Evidence has been uncovered by European Union finance experts that refutes the myth that following stock investing tips on social media will result in enormous profits. According to researchers, there isn’t much proof that social media can produce long-term profits, even though they might help spot the odd one-day spike.
This week, a research report outlining the relationship—or lack thereof—between social media stock tips and investment returns was released by a committee of researchers affiliated with the European Securities & Markets Authority of the EU.
The researchers discovered a discernible rise in the volume of social media conversations about the stock market since 2021. This started around the time of the infamous GameStop stock scandal, in which retail investors made a coordinated effort to invest a large amount of the company’s stock.
This resulted in a significant increase in GameStop’s share price. There was a brief squeeze as a result. The stock saw a surge in share price as traders, particularly those at hedge funds, were compelled to liquidate their short positions to prevent additional losses. The worldwide attention garnered by the social media-driven endeavor culminated in the Hollywood production, “Dumb Money.”
The trend of using social media to share stock tips persisted even after the “meme stock” frenzy subsided.
On the one hand, the study discovered a link between short-term excess returns and these stock mentions on social media, “suggesting that information spreading on social media platforms influences investor trading choices and may amplify short-term financial market movements,” the report stated.

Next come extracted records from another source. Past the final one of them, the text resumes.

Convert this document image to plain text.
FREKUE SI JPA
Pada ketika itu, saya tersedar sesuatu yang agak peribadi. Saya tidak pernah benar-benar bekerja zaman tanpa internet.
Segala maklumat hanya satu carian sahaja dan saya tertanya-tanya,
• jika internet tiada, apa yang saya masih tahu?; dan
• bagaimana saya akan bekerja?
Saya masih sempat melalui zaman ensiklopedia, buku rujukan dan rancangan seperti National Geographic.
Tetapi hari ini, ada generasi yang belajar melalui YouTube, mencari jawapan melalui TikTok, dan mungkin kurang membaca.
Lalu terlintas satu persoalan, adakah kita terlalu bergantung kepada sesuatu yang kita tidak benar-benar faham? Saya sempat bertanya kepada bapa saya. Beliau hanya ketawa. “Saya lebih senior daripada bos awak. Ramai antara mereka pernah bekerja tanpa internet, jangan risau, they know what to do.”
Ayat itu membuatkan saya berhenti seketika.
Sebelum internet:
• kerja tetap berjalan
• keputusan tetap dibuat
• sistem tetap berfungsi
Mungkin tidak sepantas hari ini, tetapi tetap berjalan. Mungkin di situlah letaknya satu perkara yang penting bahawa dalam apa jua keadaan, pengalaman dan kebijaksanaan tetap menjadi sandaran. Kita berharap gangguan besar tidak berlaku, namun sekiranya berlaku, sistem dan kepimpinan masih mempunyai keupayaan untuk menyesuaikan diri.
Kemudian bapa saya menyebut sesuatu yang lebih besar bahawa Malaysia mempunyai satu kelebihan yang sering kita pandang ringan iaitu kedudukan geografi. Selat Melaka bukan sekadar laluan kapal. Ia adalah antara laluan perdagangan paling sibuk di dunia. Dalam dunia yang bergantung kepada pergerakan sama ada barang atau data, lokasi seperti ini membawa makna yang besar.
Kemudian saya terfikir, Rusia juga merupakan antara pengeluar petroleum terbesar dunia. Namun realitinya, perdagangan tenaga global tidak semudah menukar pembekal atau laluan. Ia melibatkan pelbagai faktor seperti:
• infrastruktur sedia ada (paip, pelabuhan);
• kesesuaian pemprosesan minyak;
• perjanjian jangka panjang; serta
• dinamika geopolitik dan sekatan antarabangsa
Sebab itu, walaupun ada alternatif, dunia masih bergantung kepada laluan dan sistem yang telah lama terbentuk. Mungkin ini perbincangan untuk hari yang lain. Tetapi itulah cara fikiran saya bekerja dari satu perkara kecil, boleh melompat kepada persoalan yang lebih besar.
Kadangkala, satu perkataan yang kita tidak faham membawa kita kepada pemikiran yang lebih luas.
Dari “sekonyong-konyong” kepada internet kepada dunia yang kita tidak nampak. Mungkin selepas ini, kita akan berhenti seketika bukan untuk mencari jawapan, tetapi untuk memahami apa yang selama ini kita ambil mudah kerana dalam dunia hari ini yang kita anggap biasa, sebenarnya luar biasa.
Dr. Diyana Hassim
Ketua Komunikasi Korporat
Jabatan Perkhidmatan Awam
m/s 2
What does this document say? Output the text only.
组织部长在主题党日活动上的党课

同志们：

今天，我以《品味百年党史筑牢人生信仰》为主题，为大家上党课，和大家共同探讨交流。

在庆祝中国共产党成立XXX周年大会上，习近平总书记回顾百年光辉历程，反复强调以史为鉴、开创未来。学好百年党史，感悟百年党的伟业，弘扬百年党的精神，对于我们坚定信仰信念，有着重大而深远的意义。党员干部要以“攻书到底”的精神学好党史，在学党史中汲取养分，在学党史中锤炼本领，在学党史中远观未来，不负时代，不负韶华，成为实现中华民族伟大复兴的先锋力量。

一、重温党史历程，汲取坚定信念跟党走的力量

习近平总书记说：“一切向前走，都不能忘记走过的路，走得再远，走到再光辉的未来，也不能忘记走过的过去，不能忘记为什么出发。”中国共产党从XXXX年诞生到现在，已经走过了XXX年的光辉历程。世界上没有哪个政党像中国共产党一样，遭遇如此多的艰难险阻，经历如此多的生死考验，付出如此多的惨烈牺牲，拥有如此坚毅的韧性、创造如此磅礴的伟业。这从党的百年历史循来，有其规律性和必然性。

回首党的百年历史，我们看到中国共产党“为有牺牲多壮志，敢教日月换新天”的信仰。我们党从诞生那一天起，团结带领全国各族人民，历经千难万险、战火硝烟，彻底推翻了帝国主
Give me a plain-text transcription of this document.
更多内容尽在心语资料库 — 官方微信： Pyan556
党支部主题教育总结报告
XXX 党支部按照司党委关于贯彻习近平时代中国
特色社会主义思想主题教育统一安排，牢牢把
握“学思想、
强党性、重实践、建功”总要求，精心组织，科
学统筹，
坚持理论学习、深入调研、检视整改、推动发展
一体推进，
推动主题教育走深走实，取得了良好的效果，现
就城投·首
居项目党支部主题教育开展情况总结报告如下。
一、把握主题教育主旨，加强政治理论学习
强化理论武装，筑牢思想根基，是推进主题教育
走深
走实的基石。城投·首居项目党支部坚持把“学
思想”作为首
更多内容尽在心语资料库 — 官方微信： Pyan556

The data also reveals that these stock tips are generally ineffective at generating significant long-term gains. Positive social media interactions have a roughly one-day duration on stock prices. According to research, the social media hype surrounding a stock can cause instant price pumps for shares. This is probably because investors see a positive sentiment and jump on the bandwagon, which increases trading volume and may short-term push prices higher.
These recommendations, however, don’t translate into any appreciable long-term returns, so growth investors shouldn’t take them seriously.
One important conclusion drawn by the authors is that social media sentiment is unreliable and unvetted, in contrast to specialized financial media sources. Therefore, investors need to consider the fact that many of these recommendations from social media are false or misleading, in addition to the fact that stock tips do not always result in significant long-term success.
As a result, there is even greater risk involved in making investments based on social media sentiment.